When the nurse called my name, the three of us marched through the double doors. I was holding my breath, and my heart, by this time, was pounding at a crazy speed. And my palms were sweating. I was just waiting for the nurse to say, “Not so fast…only immediate family is allowed back.”
But it never happened. Nobody said anything. Perhaps it was because the hospital that night, around midnight, was completely empty of emergencies (nobody else was in the waiting room), or perhaps the Wood County hospital is just that progressive (I’m not sure), but nobody questioned my having two people in the room with me as the doctor inspected my knee and pronounced that, thank goodness, my mark was not from a tick bite.
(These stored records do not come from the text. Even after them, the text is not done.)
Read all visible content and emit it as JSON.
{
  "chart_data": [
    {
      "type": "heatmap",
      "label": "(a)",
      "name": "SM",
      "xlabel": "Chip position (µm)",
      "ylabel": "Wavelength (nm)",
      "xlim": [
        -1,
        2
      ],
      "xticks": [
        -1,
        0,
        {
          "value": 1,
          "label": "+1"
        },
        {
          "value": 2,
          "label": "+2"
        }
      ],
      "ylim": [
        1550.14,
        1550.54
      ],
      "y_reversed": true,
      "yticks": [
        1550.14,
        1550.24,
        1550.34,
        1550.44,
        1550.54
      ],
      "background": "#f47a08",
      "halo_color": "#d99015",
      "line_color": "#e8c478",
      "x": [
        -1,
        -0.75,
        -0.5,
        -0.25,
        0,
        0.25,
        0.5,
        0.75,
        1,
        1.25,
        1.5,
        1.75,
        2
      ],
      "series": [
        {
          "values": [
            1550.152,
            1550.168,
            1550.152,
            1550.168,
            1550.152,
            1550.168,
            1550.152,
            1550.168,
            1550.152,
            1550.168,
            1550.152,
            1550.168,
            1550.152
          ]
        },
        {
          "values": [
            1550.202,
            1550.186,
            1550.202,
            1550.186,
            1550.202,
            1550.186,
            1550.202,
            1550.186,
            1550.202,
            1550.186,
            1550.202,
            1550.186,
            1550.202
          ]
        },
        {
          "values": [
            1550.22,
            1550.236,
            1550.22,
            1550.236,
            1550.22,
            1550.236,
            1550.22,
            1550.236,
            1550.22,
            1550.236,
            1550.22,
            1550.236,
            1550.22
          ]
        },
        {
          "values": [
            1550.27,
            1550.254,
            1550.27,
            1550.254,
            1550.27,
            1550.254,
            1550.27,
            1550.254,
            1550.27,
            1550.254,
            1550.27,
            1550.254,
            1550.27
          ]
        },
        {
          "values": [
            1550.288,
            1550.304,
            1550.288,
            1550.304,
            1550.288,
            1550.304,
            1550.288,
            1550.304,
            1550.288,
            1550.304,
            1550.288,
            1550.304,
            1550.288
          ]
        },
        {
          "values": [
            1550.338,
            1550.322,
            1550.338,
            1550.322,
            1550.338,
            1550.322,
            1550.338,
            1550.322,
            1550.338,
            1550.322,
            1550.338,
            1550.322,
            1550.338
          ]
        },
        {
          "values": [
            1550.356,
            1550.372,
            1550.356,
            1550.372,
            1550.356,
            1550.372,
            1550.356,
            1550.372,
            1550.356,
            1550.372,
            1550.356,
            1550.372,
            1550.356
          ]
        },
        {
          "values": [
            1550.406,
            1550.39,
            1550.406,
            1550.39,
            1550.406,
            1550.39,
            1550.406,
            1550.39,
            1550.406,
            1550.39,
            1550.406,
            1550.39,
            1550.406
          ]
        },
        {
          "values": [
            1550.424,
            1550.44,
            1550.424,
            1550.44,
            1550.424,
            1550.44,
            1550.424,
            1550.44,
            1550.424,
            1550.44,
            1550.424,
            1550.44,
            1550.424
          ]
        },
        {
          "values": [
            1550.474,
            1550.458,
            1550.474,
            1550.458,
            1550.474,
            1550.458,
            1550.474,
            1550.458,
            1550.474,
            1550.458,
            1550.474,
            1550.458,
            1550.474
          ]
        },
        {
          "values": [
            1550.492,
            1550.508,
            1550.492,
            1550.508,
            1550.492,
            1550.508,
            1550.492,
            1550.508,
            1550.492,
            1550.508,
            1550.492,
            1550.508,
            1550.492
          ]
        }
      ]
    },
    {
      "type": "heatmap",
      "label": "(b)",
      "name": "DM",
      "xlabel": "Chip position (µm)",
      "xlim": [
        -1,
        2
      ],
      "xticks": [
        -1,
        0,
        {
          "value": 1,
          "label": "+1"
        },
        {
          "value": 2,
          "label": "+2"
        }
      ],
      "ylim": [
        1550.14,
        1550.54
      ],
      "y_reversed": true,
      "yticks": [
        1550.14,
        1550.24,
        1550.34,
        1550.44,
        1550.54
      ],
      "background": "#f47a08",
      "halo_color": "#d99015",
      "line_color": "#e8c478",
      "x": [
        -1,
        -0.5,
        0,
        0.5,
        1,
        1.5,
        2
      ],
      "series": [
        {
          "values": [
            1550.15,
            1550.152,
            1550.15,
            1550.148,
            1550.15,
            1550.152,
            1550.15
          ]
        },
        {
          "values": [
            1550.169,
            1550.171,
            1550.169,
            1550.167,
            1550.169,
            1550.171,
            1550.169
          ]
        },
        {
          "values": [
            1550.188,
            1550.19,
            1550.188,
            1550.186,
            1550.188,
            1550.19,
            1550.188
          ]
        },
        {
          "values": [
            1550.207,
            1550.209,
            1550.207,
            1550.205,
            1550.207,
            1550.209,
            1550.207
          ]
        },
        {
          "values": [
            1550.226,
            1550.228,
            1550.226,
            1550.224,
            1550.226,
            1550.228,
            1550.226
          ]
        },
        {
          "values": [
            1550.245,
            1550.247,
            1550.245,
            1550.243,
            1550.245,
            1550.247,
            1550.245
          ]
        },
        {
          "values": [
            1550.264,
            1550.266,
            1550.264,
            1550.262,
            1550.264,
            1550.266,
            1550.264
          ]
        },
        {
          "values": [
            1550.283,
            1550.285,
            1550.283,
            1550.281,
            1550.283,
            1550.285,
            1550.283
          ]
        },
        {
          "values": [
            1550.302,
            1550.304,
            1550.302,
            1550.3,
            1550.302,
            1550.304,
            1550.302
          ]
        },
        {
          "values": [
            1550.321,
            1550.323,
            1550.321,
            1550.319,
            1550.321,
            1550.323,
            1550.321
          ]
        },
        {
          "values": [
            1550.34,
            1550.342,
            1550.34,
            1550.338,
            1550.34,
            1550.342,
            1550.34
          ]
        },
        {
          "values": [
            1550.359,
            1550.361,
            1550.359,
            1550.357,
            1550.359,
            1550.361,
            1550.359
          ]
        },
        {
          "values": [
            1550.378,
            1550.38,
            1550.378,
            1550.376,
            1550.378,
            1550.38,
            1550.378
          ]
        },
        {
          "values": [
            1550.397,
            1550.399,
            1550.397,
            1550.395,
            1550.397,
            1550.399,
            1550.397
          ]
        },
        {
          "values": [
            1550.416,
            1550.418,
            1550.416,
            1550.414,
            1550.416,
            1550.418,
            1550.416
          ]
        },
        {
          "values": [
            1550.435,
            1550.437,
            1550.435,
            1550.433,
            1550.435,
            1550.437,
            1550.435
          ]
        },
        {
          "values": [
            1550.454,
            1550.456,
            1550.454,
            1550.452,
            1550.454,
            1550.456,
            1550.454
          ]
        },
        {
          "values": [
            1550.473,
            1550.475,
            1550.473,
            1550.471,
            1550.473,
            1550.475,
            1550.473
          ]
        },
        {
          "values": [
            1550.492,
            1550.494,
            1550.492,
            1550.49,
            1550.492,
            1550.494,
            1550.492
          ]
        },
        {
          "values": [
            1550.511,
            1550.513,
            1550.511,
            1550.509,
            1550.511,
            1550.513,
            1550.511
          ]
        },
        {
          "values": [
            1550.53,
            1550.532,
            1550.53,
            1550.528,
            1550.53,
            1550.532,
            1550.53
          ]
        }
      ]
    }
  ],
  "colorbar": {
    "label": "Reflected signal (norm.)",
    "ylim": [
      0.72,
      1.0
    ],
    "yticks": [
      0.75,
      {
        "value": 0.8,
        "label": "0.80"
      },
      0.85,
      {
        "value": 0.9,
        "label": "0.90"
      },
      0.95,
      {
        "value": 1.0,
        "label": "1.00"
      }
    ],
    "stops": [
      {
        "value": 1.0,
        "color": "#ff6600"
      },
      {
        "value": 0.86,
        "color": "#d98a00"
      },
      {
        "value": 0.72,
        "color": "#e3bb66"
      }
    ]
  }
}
What I’m left with, after this experience, is the reflection upon just how nervous I got at the prospect of having to explain my polyamory to medical personnel. Why did I freak out so much about it? Why did I get so anxious? Why did I my heart beat so fast, why did my palms sweat? Why do I still fear judgment about my philosophy and practice of loving and living—even from strangers or people I will probably never see again and who probably won’t have much (or any) impact on my life? It’s very odd.
These questions are for me to answer. However, I suddenly have a bit more sympathy with the stress that LBGTQ folks talk about when they talk about dealing with medical institutions, hospitals in particular. It’s oddly strange when your mode/method of loving does not match up neatly to “normal” protocol. It’s oddly strange when your whole mode of being is denied or silenced by realms of tradition. It’s odd.